Perceptions regarding social life are often constructed based on people’s interests. There is an old Greek saying which states, “the law is the workers’ right.” Nowadays, this saying has been so generalized that it seems that “the law is anyone’s right.”
During the winter, the pedestrian zone “Palas” was transformed into a catwalk where traffic wardens did their best to facilitate several ministers that were arriving at Voukourestiou Street with their expensive black cars.
Dionysiou Areopagitou seems to be this summer’s catwalk. Several people chose to take this street to visit either the Acropolis Museum or Herodeion. The ones who boast for facilitating pedestrianizations and the connection of Athens’s archaeological sites are the ones who negate the pedestrian zones with their actions.
It is not unreasonable that many shopkeepers see all these examples around them and bow to arbitrages. On Chatzichristou Street many shopkeepers place large objects and cones in front of their shops, and sometimes they even leave stools and have someone sit outside the store. Almost no one dares to park in these spots, as it is unlikely to find their car unharmed afterwards.
Car drivers fortunately don’t use Makrygianni Street, whereas two-wheel motor vehicles seem not to obey any restrictions. On Amalias Street there are buses, opposite to the Temple of Olympian Zeus, that pick up and leave tourists throughout the day. During the summer heat the drivers even leave their buses’ engines on to avoid turning off the air-conditioners.
On Valaoritou Street cars are prohibited. Nevertheless, at night there are some drivers that decide to take a shortcut and use this street.
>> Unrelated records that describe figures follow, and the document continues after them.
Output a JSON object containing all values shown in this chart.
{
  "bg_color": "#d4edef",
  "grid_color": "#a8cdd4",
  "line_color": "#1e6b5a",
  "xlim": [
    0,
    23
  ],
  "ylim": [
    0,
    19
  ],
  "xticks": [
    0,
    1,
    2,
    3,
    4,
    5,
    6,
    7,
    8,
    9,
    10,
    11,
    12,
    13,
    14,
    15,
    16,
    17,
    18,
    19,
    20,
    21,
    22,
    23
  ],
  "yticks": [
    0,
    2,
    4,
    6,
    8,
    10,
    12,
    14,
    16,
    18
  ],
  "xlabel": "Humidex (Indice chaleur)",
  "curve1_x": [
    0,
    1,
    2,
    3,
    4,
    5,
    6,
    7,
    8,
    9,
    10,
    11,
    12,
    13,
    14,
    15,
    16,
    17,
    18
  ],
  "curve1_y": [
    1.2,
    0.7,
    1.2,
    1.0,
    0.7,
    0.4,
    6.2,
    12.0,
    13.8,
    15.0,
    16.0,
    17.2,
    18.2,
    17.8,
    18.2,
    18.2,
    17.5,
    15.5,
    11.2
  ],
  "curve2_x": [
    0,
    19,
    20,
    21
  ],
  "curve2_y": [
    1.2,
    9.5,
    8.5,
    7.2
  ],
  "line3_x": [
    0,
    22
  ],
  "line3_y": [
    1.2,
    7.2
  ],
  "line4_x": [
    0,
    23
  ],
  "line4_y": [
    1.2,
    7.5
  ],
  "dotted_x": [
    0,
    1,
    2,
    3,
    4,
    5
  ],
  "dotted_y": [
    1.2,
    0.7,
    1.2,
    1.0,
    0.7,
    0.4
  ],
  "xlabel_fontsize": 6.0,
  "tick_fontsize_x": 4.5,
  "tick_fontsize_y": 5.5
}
If this is what is happening in some of the most central areas of the city (we won’t even start about what is happening on busy Ermou Street), think about what may happen in other tourist areas. Lately, we hear a lot of people in authority talking about cultural tourism. We should consider that cultural tourism requires culture in our everyday life. It requires respecting the institutions and the people around us.
Are there any pedestrian zones in the city you live where people tend to neglect the prohibitions and misuse their vehicles?